After an early tea caused by a rain break, Hussain was leg before to Zaheer to one that might have gone over the top. Or might not. Stewart pushed at his first ball. The ball went low to third slip where Sanjay Bangar grassed it. They had been watching England for too long and for once England were grateful.
But their fielding labours continued to tell as they came and went, Andrew Flintoff to his first ball. Although Ashley Giles helped Stewart add 70 he, too, was leg before. England have 11 wickets left. They must treasure each of them. Australia, the winter's opponents, must have liked what they saw. So, of more immediate importance, did India.
npower Test scoreboard
Third day; India won toss
India
S B Bangar c Stewart b Flintoff 68
V Sehwag c Flintoff b Hoggard 8
R Dravid st Stewart b Giles 148
S R Tendulkar lbw b Caddick 193
S C Ganguly b Tudor 128
V V S Laxman c Hussain b Tudor 6
A B Agarkar b Caddick 2
P A Patel not out 7
Harbhajan Singh c Hoggard b Caddick 18
Extras (b14 lb13 w5 nb18) 50
Total (for 8 dec) 628
Fall: 1-15 (Sehwag), 2-185 (Bangar), 3-335 (Dravid), 4-584 (Ganguly), 5-596 (Tendulkar), 6-602 (Agarkar), 7-604 (Laxman), 8-628 (Harbhajan Singh).

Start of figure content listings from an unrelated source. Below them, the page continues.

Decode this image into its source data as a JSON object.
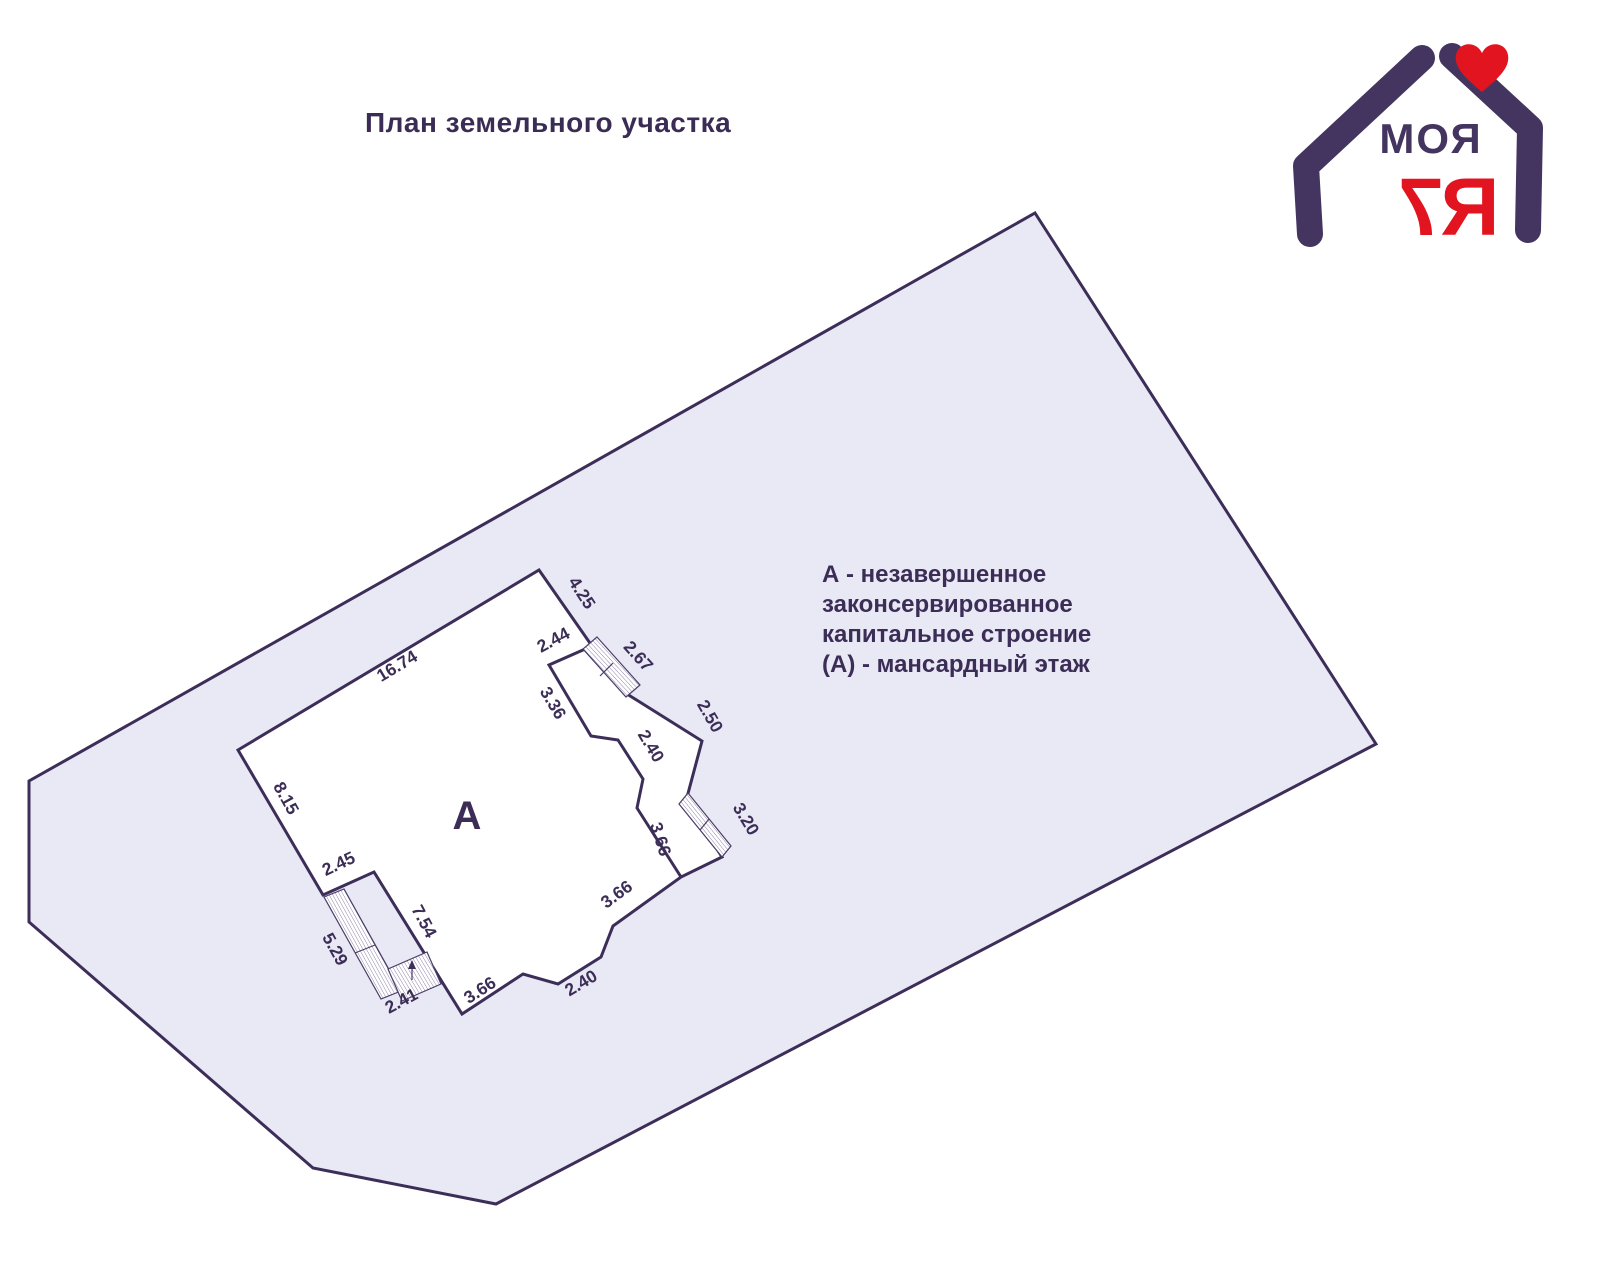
{
  "title": "План земельного участка",
  "logo": {
    "word_top": "МОЯ",
    "digit": "7",
    "letter_ya": "Я"
  },
  "legend": {
    "line1": "А - незавершенное",
    "line2": "законсервированное",
    "line3": "капитальное строение",
    "line4": "(А) - мансардный этаж"
  },
  "plan": {
    "building_label": "А",
    "dims": [
      "16.74",
      "8.15",
      "2.45",
      "5.29",
      "7.54",
      "2.41",
      "3.66",
      "2.40",
      "3.66",
      "3.66",
      "3.20",
      "2.50",
      "2.40",
      "3.36",
      "2.44",
      "2.67",
      "4.25"
    ]
  },
  "colors": {
    "line_purple": "#3c2e58",
    "plot_fill": "#e9e8f5",
    "text_purple": "#3b2d56",
    "logo_purple": "#443560",
    "logo_red": "#e1141f",
    "background": "#ffffff"
  }
}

Did not bat: Zaheer Khan, A Kumble.
Bowling: Hoggard 36-12-102-1 (nb4), Caddick 40.1-5-150-3 (nb8), Tudor 36-10-146-2 (nb4) , Flintoff 27-6-68-1 (nb2, w5), Giles 39-3-134-1, Butcher 1-1-0-0, Vaughan 1-0-1-0 .
England
R W T Key c Laxman b Zaheer Khan 30
M P Vaughan c Sehwag b Agarkar 61
M A Butcher lbw b Kumble 16
N Hussain lbw b Zaheer Khan 25
J P Crawley c Laxman b Harbhajan Singh 13
A J Stewart not out 71
A Flintoff lbw b Harbhajan Singh 0
A J Tudor c Sehwag b Agarkar 1
A F Giles lbw b Kumble 25
A R Caddick b Harbhajan Singh 1
M J Hoggard not out 0
Extras (b1, lb10, nb10) 21
Total (for 9, 349 min, 85 overs) 264
Fall: 1-67 (Key), 2-109 (Butcher), 3-130 (Vaughan), 4-140 (Hussain), 5-164 (Crawley), 6-164 (Flintoff), 7-185 (Tudor), 8-255 (Giles), 9-258 (Caddick).

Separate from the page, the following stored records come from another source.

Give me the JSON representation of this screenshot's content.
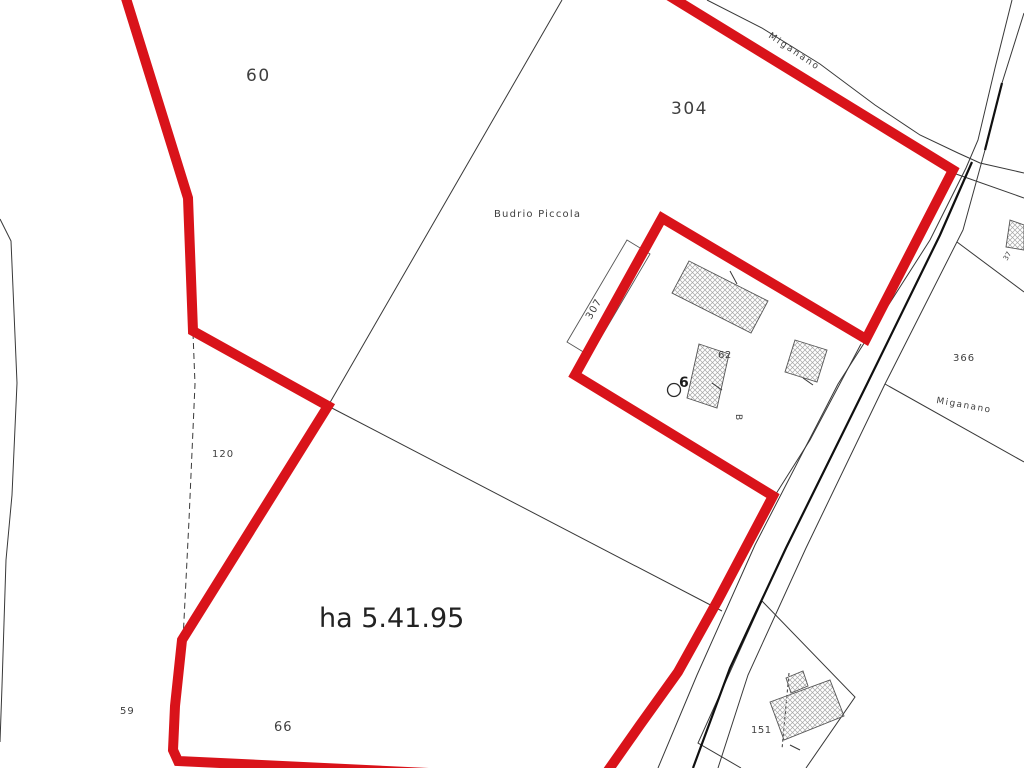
{
  "map": {
    "palette": {
      "background": "#ffffff",
      "red_boundary": "#d9131a",
      "thin_line": "#383838",
      "dark_line": "#101010",
      "building_stroke": "#555555",
      "hatch_stroke": "#a6a6a6",
      "text_color": "#3f3f3f"
    },
    "labels": [
      {
        "name": "parcel-label-60",
        "text": "60",
        "x": 246,
        "y": 81,
        "size": 17,
        "rot": 0,
        "ls": 1.5,
        "bold": false,
        "big": false
      },
      {
        "name": "parcel-label-304",
        "text": "304",
        "x": 671,
        "y": 114,
        "size": 17,
        "rot": 0,
        "ls": 1.5,
        "bold": false,
        "big": false
      },
      {
        "name": "locality-label-budrio-piccola",
        "text": "Budrio Piccola",
        "x": 494,
        "y": 217,
        "size": 10,
        "rot": 0,
        "ls": 1.2,
        "bold": false,
        "big": false
      },
      {
        "name": "parcel-label-307",
        "text": "307",
        "x": 591,
        "y": 320,
        "size": 10,
        "rot": -60,
        "ls": 1,
        "bold": false,
        "big": false
      },
      {
        "name": "parcel-label-62",
        "text": "62",
        "x": 718,
        "y": 358,
        "size": 10,
        "rot": 0,
        "ls": 0.5,
        "bold": false,
        "big": false
      },
      {
        "name": "house-number-label-6",
        "text": "6",
        "x": 679,
        "y": 387,
        "size": 14,
        "rot": 0,
        "ls": 0,
        "bold": true,
        "big": false
      },
      {
        "name": "annotation-label-b",
        "text": "B",
        "x": 736,
        "y": 414,
        "size": 9,
        "rot": 90,
        "ls": 0,
        "bold": false,
        "big": false
      },
      {
        "name": "parcel-label-366",
        "text": "366",
        "x": 953,
        "y": 361,
        "size": 10,
        "rot": 0,
        "ls": 1,
        "bold": false,
        "big": false
      },
      {
        "name": "street-label-miganano-top",
        "text": "Miganano",
        "x": 768,
        "y": 37,
        "size": 9,
        "rot": 34,
        "ls": 2,
        "bold": false,
        "big": false
      },
      {
        "name": "street-label-miganano-right",
        "text": "Miganano",
        "x": 936,
        "y": 403,
        "size": 9,
        "rot": 10,
        "ls": 1.5,
        "bold": false,
        "big": false
      },
      {
        "name": "parcel-label-120",
        "text": "120",
        "x": 212,
        "y": 457,
        "size": 10,
        "rot": 0,
        "ls": 1,
        "bold": false,
        "big": false
      },
      {
        "name": "area-measure-label",
        "text": "ha 5.41.95",
        "x": 319,
        "y": 627,
        "size": 27,
        "rot": 0,
        "ls": 0,
        "bold": false,
        "big": true
      },
      {
        "name": "parcel-label-59",
        "text": "59",
        "x": 120,
        "y": 714,
        "size": 10,
        "rot": 0,
        "ls": 1,
        "bold": false,
        "big": false
      },
      {
        "name": "parcel-label-66",
        "text": "66",
        "x": 274,
        "y": 731,
        "size": 13,
        "rot": 0,
        "ls": 1,
        "bold": false,
        "big": false
      },
      {
        "name": "parcel-label-151",
        "text": "151",
        "x": 751,
        "y": 733,
        "size": 10,
        "rot": 0,
        "ls": 0.5,
        "bold": false,
        "big": false
      },
      {
        "name": "parcel-label-37",
        "text": "37",
        "x": 1007,
        "y": 261,
        "size": 7,
        "rot": -60,
        "ls": 0,
        "bold": false,
        "big": false
      }
    ],
    "red_boundary_paths": [
      {
        "name": "red-boundary-west",
        "d": "M 124 -8 L 188 198 L 193 331 L 328 406 L 182 640 L 175 706 L 173 750 L 178 761 L 575 780"
      },
      {
        "name": "red-boundary-east",
        "d": "M 663 -8 L 953 170 L 866 339 L 662 218 L 575 375 L 773 496 L 718 600 L 678 672 L 640 725 L 607 772"
      }
    ],
    "thin_lines": [
      {
        "name": "parcel-line-west-curvy",
        "d": "M 0 219 L 11 241 L 14 312 L 17 383 L 12 495 L 6 560 L 2 686 L 0 742",
        "dash": ""
      },
      {
        "name": "parcel-line-mid-vertical",
        "d": "M 193 333 L 195 384 L 189 520 L 183 640",
        "dash": "6 4"
      },
      {
        "name": "parcel-line-long-diagonal",
        "d": "M 562 0 L 328 406",
        "dash": ""
      },
      {
        "name": "parcel-line-lower-diagonal",
        "d": "M 328 406 L 722 611",
        "dash": ""
      },
      {
        "name": "road-edge-north",
        "d": "M 707 0 L 762 28 L 820 64 L 875 105 L 920 135 L 958 153 L 980 163 L 1024 173",
        "dash": ""
      },
      {
        "name": "road-edge-south-east",
        "d": "M 956 174 L 1024 198",
        "dash": ""
      },
      {
        "name": "road-edge-ns-west",
        "d": "M 1012 0 L 995 68 L 978 140 L 966 168 L 930 240 L 838 384 L 755 545 L 697 675 L 658 768",
        "dash": ""
      },
      {
        "name": "road-edge-ns-east",
        "d": "M 1024 13 L 1002 83 L 985 150 L 963 230 L 885 384 L 806 548 L 748 675 L 718 768",
        "dash": ""
      },
      {
        "name": "parcel-line-road-sliver",
        "d": "M 861 344 L 810 440 L 774 497",
        "dash": ""
      },
      {
        "name": "parcel-line-366-north",
        "d": "M 957 242 L 1024 292",
        "dash": ""
      },
      {
        "name": "parcel-line-366-south",
        "d": "M 885 384 L 1024 462",
        "dash": ""
      },
      {
        "name": "parcel-line-151",
        "d": "M 806 768 L 855 697 L 762 601 L 698 743 L 741 768",
        "dash": ""
      },
      {
        "name": "building-dashed-division",
        "d": "M 789 673 L 782 749",
        "dash": "3 2.5"
      }
    ],
    "dark_lines": [
      {
        "name": "road-centerline-dark-lower",
        "d": "M 972 162 L 940 235 L 868 382 L 786 548 L 730 668 L 693 768"
      },
      {
        "name": "road-centerline-dark-upper",
        "d": "M 1002 83 L 985 150"
      }
    ],
    "outline_buildings": [
      {
        "name": "building-outline-307",
        "points": "627,240 650,254 590,356 567,342"
      }
    ],
    "hatched_buildings": [
      {
        "name": "building-hatched-main",
        "points": "689,261 768,301 751,333 672,293"
      },
      {
        "name": "building-hatched-62",
        "points": "699,344 729,354 717,408 687,398"
      },
      {
        "name": "building-hatched-small",
        "points": "795,340 827,350 817,382 785,372"
      },
      {
        "name": "building-hatched-151-body",
        "points": "770,702 830,680 844,716 784,740"
      },
      {
        "name": "building-hatched-151-bump",
        "points": "786,678 803,671 808,686 791,693"
      },
      {
        "name": "building-hatched-edge-sliver",
        "points": "1010,220 1024,225 1024,250 1006,247"
      }
    ],
    "tick_marks": [
      {
        "name": "tick-mark-main-building",
        "d": "M 730 271 L 737 284"
      },
      {
        "name": "tick-mark-building-62",
        "d": "M 712 383 L 722 390"
      },
      {
        "name": "tick-mark-small-building",
        "d": "M 803 378 L 813 385"
      },
      {
        "name": "tick-mark-building-151",
        "d": "M 790 745 L 800 750"
      }
    ],
    "well_symbol": {
      "name": "well-symbol",
      "cx": 674,
      "cy": 390,
      "r": 6.5
    }
  }
}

Bowling: Zaheer Khan 19-3-59-2 (nb2) (6-2-20-0 5-0-12-1 5-1-14-1 3-0-13-0); Agarkar 15-4-59-2 (nb2) (4-1-22-0 8-3-18-1 3-0-19-1); Bangar 4-1-9-0 (nb1) (3-1-3-0 1-0-6-0); Kumble 31-7-87-2 (nb5) (21-3-62-1 3-1-9-0 3-2-5-0 4-1-11-1); Harbhajan Singh 16-5-39-3 (2-2-0-0 12-3-37-2 2-0-2-1).
Progress: Third day: 50: 61 min, 14.4 overs. Lunch: 61-0 (Key 24, Vaughan 35) 19 overs. 100: 121 min, 30 overs. Rain stopped play 3.26-4.27pm – tea taken 135-3 (Hussain 20, Crawley 0) 44 overs. 150: 217 min, 53.2 overs. 200: 277 min, 67.3 overs. 250: 320 min, 78.2 overs.
Vaughan's 50: 121 min, 78 balls, 8 fours. Stewart's 50: 118 min, 82 balls, 7 fours.
Umpires: E A R de Silva and D L Orchard. TV replay umpire: P Willey. Referee: C H Lloyd.